Das Dach ist ein einfaches Satteldach das wir mit 25 Panels auf der Südost Seite belegen und auf der gegenüberliegenden Seite mit 10 Modulen.

Die Module sind AIKO Solar 465W Glas-Glas Full Black Modul AIKO-A-MAH54Db Neostar 2S

Für das große Feld sind es 11.63 kWp und für das kleine 4650 kWp.

Als Wechselrichter möchte ich Fronius Geräte nutzen um sie möglichst gut in meine Victronanlage einbinden zu können (Modbus)

Um 2 AC Wechselrichter zu vermeiden müsste ich von den 25 Module 3 entfernen bzw. über andere Wege nutzen. Dann kann ich 2x11 Module und 1x10 Module an einen Symo anschließen. Laut Solar.creator ist das zulässig und überschreitet nicht die zulässigen Möglichkeiten der Geräte.

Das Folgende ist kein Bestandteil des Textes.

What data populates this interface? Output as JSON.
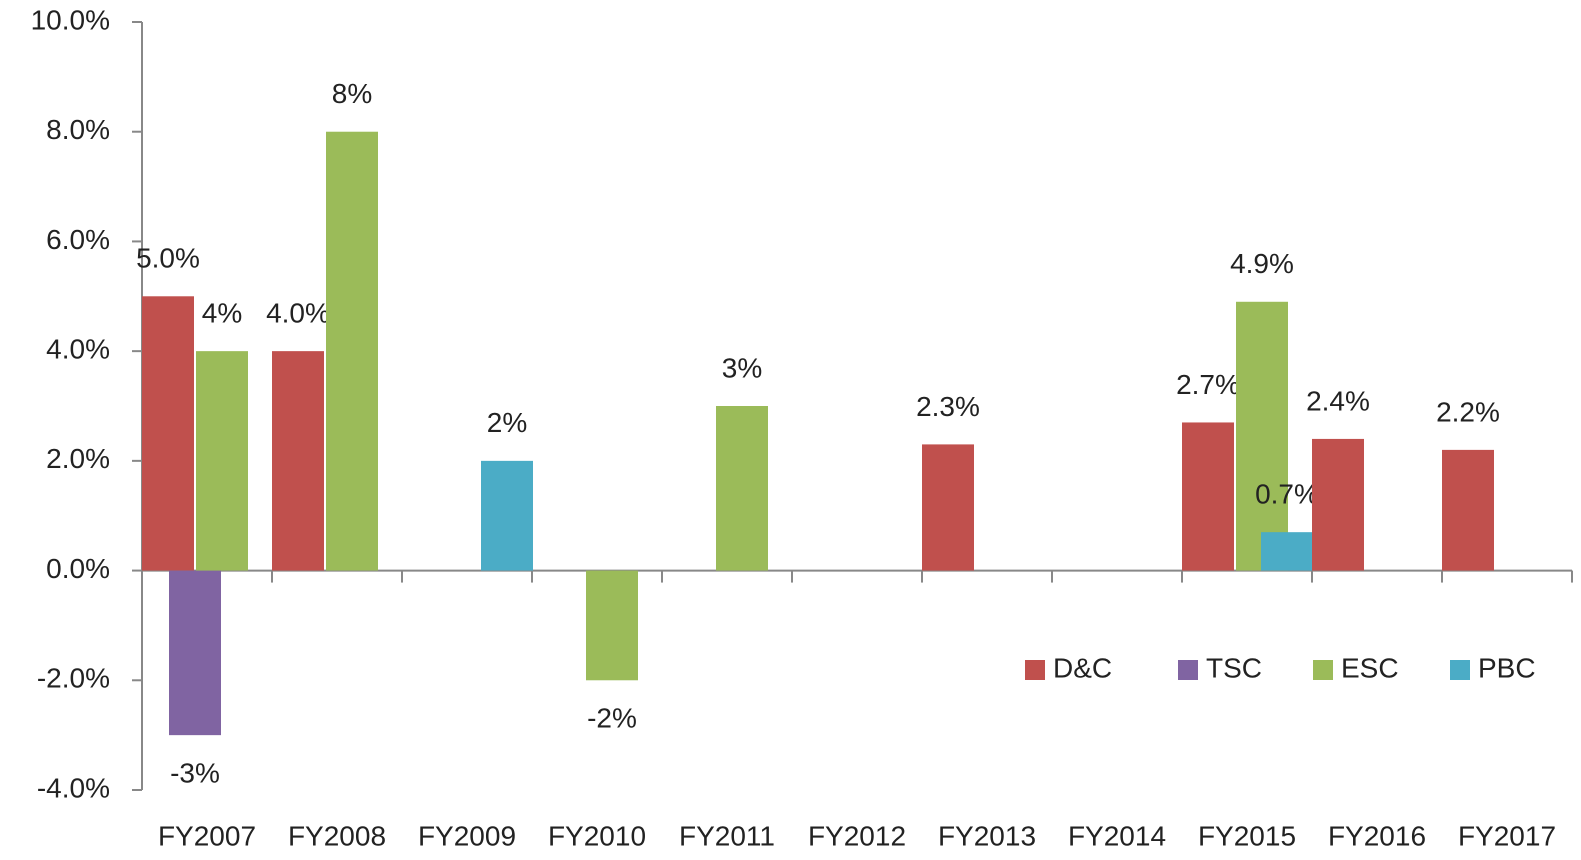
{
  "chart_data": {
    "type": "bar",
    "categories": [
      "FY2007",
      "FY2008",
      "FY2009",
      "FY2010",
      "FY2011",
      "FY2012",
      "FY2013",
      "FY2014",
      "FY2015",
      "FY2016",
      "FY2017"
    ],
    "series": [
      {
        "name": "D&C",
        "color": "#c0504d",
        "values": [
          5.0,
          4.0,
          null,
          null,
          null,
          null,
          2.3,
          null,
          2.7,
          2.4,
          2.2
        ],
        "value_labels": [
          "5.0%",
          "4.0%",
          null,
          null,
          null,
          null,
          "2.3%",
          null,
          "2.7%",
          "2.4%",
          "2.2%"
        ]
      },
      {
        "name": "TSC",
        "color": "#8064a2",
        "values": [
          -3,
          null,
          null,
          null,
          null,
          null,
          null,
          null,
          null,
          null,
          null
        ],
        "value_labels": [
          "-3%",
          null,
          null,
          null,
          null,
          null,
          null,
          null,
          null,
          null,
          null
        ]
      },
      {
        "name": "ESC",
        "color": "#9bbb59",
        "values": [
          4,
          8,
          null,
          -2,
          3,
          null,
          null,
          null,
          4.9,
          null,
          null
        ],
        "value_labels": [
          "4%",
          "8%",
          null,
          "-2%",
          "3%",
          null,
          null,
          null,
          "4.9%",
          null,
          null
        ]
      },
      {
        "name": "PBC",
        "color": "#4bacc6",
        "values": [
          null,
          null,
          2,
          null,
          null,
          null,
          null,
          null,
          0.7,
          null,
          null
        ],
        "value_labels": [
          null,
          null,
          "2%",
          null,
          null,
          null,
          null,
          null,
          "0.7%",
          null,
          null
        ]
      }
    ],
    "ylim": [
      -4,
      10
    ],
    "yticks": [
      {
        "value": -4,
        "label": "-4.0%"
      },
      {
        "value": -2,
        "label": "-2.0%"
      },
      {
        "value": 0,
        "label": "0.0%"
      },
      {
        "value": 2,
        "label": "2.0%"
      },
      {
        "value": 4,
        "label": "4.0%"
      },
      {
        "value": 6,
        "label": "6.0%"
      },
      {
        "value": 8,
        "label": "8.0%"
      },
      {
        "value": 10,
        "label": "10.0%"
      }
    ],
    "grid": false,
    "legend": "lower right"
  }
}
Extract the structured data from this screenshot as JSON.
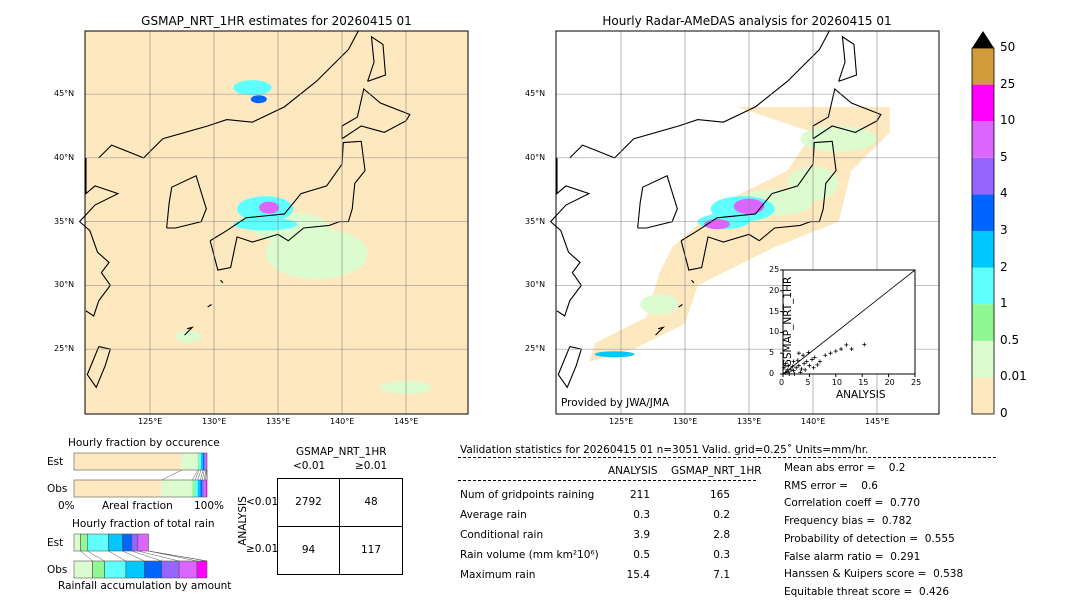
{
  "map_left": {
    "title": "GSMAP_NRT_1HR estimates for 20260415 01"
  },
  "map_right": {
    "title": "Hourly Radar-AMeDAS analysis for 20260415 01",
    "credit": "Provided by JWA/JMA"
  },
  "lat_labels": [
    "45°N",
    "40°N",
    "35°N",
    "30°N",
    "25°N"
  ],
  "lon_labels": [
    "125°E",
    "130°E",
    "135°E",
    "140°E",
    "145°E"
  ],
  "colorbar": {
    "labels": [
      "50",
      "25",
      "10",
      "5",
      "4",
      "3",
      "2",
      "1",
      "0.5",
      "0.01",
      "0"
    ],
    "colors": [
      "#fee8c0",
      "#dcfcd0",
      "#90f890",
      "#60ffff",
      "#00c8ff",
      "#0064ff",
      "#9664ff",
      "#dc64ff",
      "#ff00ff",
      "#d29b3c"
    ],
    "extend_color": "#000000"
  },
  "chart_data": [
    {
      "type": "scatter",
      "xlabel": "ANALYSIS",
      "ylabel": "GSMAP_NRT_1HR",
      "xlim": [
        0,
        25
      ],
      "ylim": [
        0,
        25
      ],
      "ticks": [
        "0",
        "5",
        "10",
        "15",
        "20",
        "25"
      ],
      "points": [
        [
          0.5,
          0.3
        ],
        [
          1,
          0.5
        ],
        [
          1.5,
          1
        ],
        [
          2,
          0.8
        ],
        [
          2.5,
          1.5
        ],
        [
          3,
          2
        ],
        [
          3.5,
          1.2
        ],
        [
          4,
          2.5
        ],
        [
          4.5,
          3
        ],
        [
          5,
          2
        ],
        [
          5.5,
          3.5
        ],
        [
          6,
          4
        ],
        [
          7,
          3
        ],
        [
          8,
          4.5
        ],
        [
          9,
          5
        ],
        [
          10,
          5.5
        ],
        [
          11,
          6
        ],
        [
          12,
          7
        ],
        [
          13,
          6
        ],
        [
          15.4,
          7.1
        ],
        [
          1,
          2
        ],
        [
          2,
          3
        ],
        [
          3,
          5
        ],
        [
          0.2,
          1.5
        ],
        [
          0.5,
          2.5
        ],
        [
          1.2,
          0
        ],
        [
          2.2,
          0
        ],
        [
          3.3,
          0.4
        ],
        [
          4.2,
          1
        ],
        [
          0.8,
          1
        ],
        [
          1.8,
          1.8
        ],
        [
          2.8,
          3.3
        ],
        [
          3.8,
          4.5
        ],
        [
          4.8,
          5.2
        ],
        [
          5.8,
          1.5
        ],
        [
          6.5,
          2.2
        ]
      ]
    },
    {
      "type": "bar",
      "title": "Hourly fraction by occurence",
      "xlabel": "Areal fraction",
      "x_tick_labels": [
        "0%",
        "100%"
      ],
      "categories": [
        "Est",
        "Obs"
      ],
      "series_percent": {
        "Est": [
          81,
          12,
          1,
          1.5,
          1.5,
          1,
          1,
          0.5,
          0.5,
          0
        ],
        "Obs": [
          66,
          23,
          2,
          2,
          2,
          1.5,
          1.5,
          1,
          1,
          0
        ]
      }
    },
    {
      "type": "bar",
      "title": "Hourly fraction of total rain",
      "xlabel": "Rainfall accumulation by amount",
      "categories": [
        "Est",
        "Obs"
      ],
      "series_percent": {
        "Est": [
          5,
          5,
          16,
          10.5,
          7,
          4.5,
          8,
          0,
          0
        ],
        "Obs": [
          14,
          9,
          16,
          14,
          13,
          13,
          13.5,
          7.5,
          0
        ]
      }
    }
  ],
  "contingency": {
    "title": "GSMAP_NRT_1HR",
    "col_headers": [
      "<0.01",
      "≥0.01"
    ],
    "row_axis": "ANALYSIS",
    "row_headers": [
      "<0.01",
      "≥0.01"
    ],
    "cells": [
      [
        "2792",
        "48"
      ],
      [
        "94",
        "117"
      ]
    ]
  },
  "stats": {
    "header": "Validation statistics for 20260415 01  n=3051 Valid. grid=0.25˚ Units=mm/hr.",
    "col_analysis": "ANALYSIS",
    "col_gsmap": "GSMAP_NRT_1HR",
    "rows": [
      {
        "label": "Num of gridpoints raining",
        "a": "211",
        "g": "165"
      },
      {
        "label": "Average rain",
        "a": "0.3",
        "g": "0.2"
      },
      {
        "label": "Conditional rain",
        "a": "3.9",
        "g": "2.8"
      },
      {
        "label": "Rain volume (mm km²10⁶)",
        "a": "0.5",
        "g": "0.3"
      },
      {
        "label": "Maximum rain",
        "a": "15.4",
        "g": "7.1"
      }
    ],
    "scores": [
      "Mean abs error =    0.2",
      "RMS error =    0.6",
      "Correlation coeff =  0.770",
      "Frequency bias =  0.782",
      "Probability of detection =  0.555",
      "False alarm ratio =  0.291",
      "Hanssen & Kuipers score =  0.538",
      "Equitable threat score =  0.426"
    ]
  }
}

Meine Frage ist: reicht mir da ein 10 kw Wechselrichter oder muss es der 12,5 kw sein?

Bedingt durch die 2 verschiedenen Ausrichtungen denke ich würde der Kleinere reichen.

Oder bin ich da falsch unterwegs?

Laut einer Tages Simulation wäre die tatsächlich anliegende Spitzenleistung der Panels nur kurzzeitig oberhalb von 10 KW

Diese Betrachtung geht von einem wolkenfreien Tag Mitte Juni aus.

?? Wechselrichter hast eh schon warum noch 2 dazu?

Ich würde die Erzeugung ca. 2/1 aufteilen. 2/3 AC 1/3 DC.

Hauptthema Schwarzstart, Nebenschauplatz Effektivität.

Damit würden dir 3xMP2 4k5 oder 5000 reichen um mit ca. 30 KWh Akku alles (Peak, nicht Tagesertrag) wegspeichern zu können.

Bei mehr AC Leistung brauchst du mehr Leistung auf der MP2/Akku Seite.

Das Verhältnis wird hinkommen da ich noch Fassaden PV installiere die überwiegend über die MPPTs läuft. Damit sollte ich auch schwarzstartfähig sein sofern nötig.